10月1日に移転開院する新徳之島徳洲会病院=23日、徳島町亀徳

テープカットで新築移転を祝う関係機関代表ら

徳洲会体操クラブメンバーらの「餅投げ」でも沸かせた
【徳之島】医療法人徳洲会(東上震一理事長)が徳之島町亀徳に新築移転を進めていた徳之島徳洲会病院(新納直久院長)の新築移転記念式典などが23日、新病院であった。式典には塩田康一知事をはじめ、県議会代表など島内外の関係者ら約280人が出席。内覧会や記念イベントには住民も交え数千人規模でにぎわった。新病院は10月1日に開院する。
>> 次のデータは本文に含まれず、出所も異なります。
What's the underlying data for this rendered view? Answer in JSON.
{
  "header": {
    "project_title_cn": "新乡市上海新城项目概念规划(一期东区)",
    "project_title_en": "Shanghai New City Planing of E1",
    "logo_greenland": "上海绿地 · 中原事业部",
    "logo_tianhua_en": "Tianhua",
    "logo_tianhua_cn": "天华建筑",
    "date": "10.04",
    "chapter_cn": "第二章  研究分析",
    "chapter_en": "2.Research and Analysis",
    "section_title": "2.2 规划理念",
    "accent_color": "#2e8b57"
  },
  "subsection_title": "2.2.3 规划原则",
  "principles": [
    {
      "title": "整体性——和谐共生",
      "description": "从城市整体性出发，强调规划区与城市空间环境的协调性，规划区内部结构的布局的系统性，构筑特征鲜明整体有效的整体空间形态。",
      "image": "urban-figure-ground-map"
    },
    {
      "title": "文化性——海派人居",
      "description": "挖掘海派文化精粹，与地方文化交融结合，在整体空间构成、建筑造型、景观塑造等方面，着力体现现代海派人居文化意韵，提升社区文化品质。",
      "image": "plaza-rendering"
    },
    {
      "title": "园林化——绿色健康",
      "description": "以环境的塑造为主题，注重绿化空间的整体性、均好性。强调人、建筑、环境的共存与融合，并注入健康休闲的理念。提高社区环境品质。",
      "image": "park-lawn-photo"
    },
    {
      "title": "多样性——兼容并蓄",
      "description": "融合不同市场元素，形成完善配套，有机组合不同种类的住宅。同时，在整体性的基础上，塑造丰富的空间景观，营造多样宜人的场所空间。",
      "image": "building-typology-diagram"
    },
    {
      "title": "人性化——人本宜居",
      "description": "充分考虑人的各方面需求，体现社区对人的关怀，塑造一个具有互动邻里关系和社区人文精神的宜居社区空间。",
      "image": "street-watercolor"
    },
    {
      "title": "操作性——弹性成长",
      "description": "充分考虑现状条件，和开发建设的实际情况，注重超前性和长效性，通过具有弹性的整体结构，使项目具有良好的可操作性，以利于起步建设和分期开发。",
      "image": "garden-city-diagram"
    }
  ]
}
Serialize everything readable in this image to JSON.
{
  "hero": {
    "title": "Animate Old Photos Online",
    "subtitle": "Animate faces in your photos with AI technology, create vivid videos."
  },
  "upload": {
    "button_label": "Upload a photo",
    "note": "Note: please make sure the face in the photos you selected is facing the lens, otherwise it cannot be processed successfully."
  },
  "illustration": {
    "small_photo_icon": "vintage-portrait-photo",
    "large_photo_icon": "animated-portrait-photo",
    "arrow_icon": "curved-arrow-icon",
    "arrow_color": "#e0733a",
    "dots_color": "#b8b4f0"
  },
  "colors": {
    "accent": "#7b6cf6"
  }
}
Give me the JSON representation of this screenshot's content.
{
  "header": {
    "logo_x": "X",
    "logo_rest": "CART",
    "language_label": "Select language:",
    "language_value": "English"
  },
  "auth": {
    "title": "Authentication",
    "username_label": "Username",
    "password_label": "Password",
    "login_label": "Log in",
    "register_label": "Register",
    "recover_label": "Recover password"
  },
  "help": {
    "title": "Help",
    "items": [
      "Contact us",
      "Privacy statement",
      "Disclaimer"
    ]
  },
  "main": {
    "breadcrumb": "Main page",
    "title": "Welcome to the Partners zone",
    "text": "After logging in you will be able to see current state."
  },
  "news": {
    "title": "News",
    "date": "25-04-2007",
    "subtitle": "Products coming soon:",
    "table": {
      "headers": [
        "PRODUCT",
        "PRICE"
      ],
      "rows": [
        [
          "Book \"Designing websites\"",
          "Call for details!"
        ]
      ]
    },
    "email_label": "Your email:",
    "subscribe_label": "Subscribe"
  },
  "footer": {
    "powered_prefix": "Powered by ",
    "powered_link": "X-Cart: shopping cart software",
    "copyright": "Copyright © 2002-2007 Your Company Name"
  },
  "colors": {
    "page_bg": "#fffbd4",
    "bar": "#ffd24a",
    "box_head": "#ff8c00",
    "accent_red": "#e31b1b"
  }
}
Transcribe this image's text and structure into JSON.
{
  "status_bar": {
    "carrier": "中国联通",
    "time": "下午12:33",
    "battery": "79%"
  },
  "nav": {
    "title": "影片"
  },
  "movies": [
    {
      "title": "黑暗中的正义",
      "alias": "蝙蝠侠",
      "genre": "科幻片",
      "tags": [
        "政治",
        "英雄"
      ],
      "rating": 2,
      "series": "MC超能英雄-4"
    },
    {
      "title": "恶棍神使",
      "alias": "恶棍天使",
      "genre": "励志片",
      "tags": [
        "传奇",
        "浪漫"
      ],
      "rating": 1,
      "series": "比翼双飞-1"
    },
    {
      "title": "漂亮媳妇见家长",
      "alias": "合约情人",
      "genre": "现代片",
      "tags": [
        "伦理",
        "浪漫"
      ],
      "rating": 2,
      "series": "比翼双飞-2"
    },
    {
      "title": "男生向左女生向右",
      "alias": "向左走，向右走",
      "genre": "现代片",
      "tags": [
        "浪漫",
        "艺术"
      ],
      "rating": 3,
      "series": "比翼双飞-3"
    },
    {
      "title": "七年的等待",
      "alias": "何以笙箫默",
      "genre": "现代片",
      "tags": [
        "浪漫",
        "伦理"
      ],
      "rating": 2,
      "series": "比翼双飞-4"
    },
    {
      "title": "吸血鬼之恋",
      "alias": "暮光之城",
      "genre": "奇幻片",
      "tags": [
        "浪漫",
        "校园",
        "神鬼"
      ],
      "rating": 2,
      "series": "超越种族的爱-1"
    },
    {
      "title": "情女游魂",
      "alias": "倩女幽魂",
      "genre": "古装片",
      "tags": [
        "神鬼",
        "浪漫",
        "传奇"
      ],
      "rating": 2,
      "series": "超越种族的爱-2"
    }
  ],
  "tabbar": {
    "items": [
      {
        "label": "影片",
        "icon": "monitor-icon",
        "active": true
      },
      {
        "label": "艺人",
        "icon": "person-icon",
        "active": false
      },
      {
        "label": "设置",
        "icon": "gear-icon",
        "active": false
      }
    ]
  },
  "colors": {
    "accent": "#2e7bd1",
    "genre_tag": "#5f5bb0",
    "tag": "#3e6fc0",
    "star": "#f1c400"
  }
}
新病院は現在地の同町亀津から東へ約1・5㌔、徳洲会グループ創設者・故徳田虎雄名誉理事長の生誕地である亀徳の丘に位置する。敷地は約3万3千平方㍍、地上6階建て延べ床面積1万8058平方㍍。病床数は199床から237床に増え、島内初となる高度治療室(HICU)を設置。重症患者を島外搬送せずに治療できる体制が整ったという。
設備面では、被曝(ひばく)を抑えて1心拍で心臓を撮影できる高性能CTなど最新機器を導入。館内には開放的な待合スペース「結いの広場」や最上階に展望レストランも備え、徳田名誉理事長が掲げた「ヘルシー・リゾート・アイランド構想」の実現を目指す。
祝賀会で東上理事長は「子宝の島で安心して出産・子育てができる医療環境を整えたい。国内外に医療を届ける徳洲会の理念をここからさらに広げたい」とあいさつ。塩田知事も「幼少期は島に小さな診療所しかなく、けがで鹿児島市まで船で通った経験がある。新病院の誕生は子どもたちに質の高い医療を届ける大きな一歩」と述べた。
式典後は、五輪メダリストら徳洲会体操クラブの実演や餅投げ、ステージイベント、屋台出店などでにぎわいを見せた。
開院当日の10月1日午前7時から、現病院の入院患者の搬送が順次始まる予定だ。